Selecting informative conformal prediction sets with false coverage rate control
Ulysse Gazin, Ruth Heller, Ariane Marandon, Etienne Roquain
TL;DR
The paper tackles constructing conformal prediction sets after a data-driven informativeness selection, with finite-sample control of the false coverage rate on the selected subset. It introduces two methods, InfoSP and InfoSCOP, that fuse informative selection with conformal prediction, ensuring $\mathrm{FCR} \leq \alpha$ while reporting sets from a pre-specified informative family $\mathcal{I}$; the theoretical backbone rests on a general FCR control theorem under concordant selection and on adjusted $p$-values. The authors provide concrete instantiations for regression (excluding intervals or limiting interval length) and classification (excluding a null class or non-trivial sets), with comprehensive simulations and real-data experiments (yeast gene expression and CIFAR-10) illustrating improved power after informative selection while preserving error guarantees.
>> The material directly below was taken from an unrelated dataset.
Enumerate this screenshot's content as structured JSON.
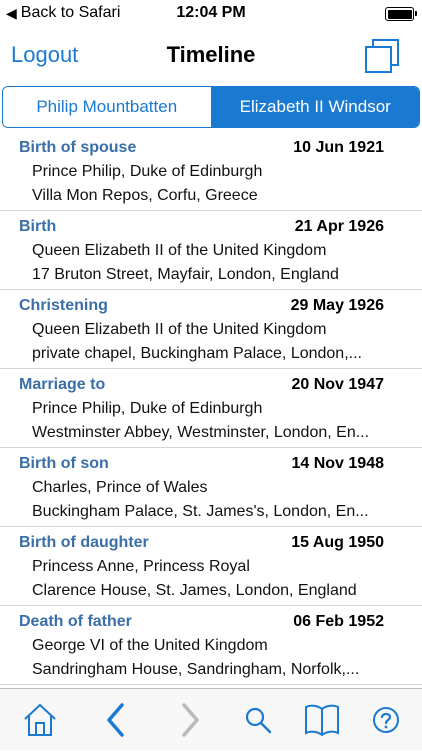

The work unifies a broad class of informative constraints with conformal calibration, offering practical tools for reporting only meaningful prediction sets in high-throughput or heterogeneous-data contexts and suggesting avenues for future extensions like adaptive scoring and directional error control.
Abstract
In supervised learning, including regression and classification, conformal methods provide prediction sets for the outcome/label with finite sample coverage for any machine learning predictor. We consider here the case where such prediction sets come after a selection process. The selection process requires that the selected prediction sets be `informative' in a well defined sense. We consider both the classification and regression settings where the analyst may consider as informative only the sample with prediction sets small enough, excluding null values, or obeying other appropriate `monotone' constraints. We develop a unified framework for building such informative conformal prediction sets while controlling the false coverage rate (FCR) on the selected sample. While conformal prediction sets after selection have been the focus of much recent literature in the field, the new introduced procedures, called InfoSP and InfoSCOP, are to our knowledge the first ones providing FCR control for informative prediction sets. We show the usefulness of our resulting procedures on real and simulated data.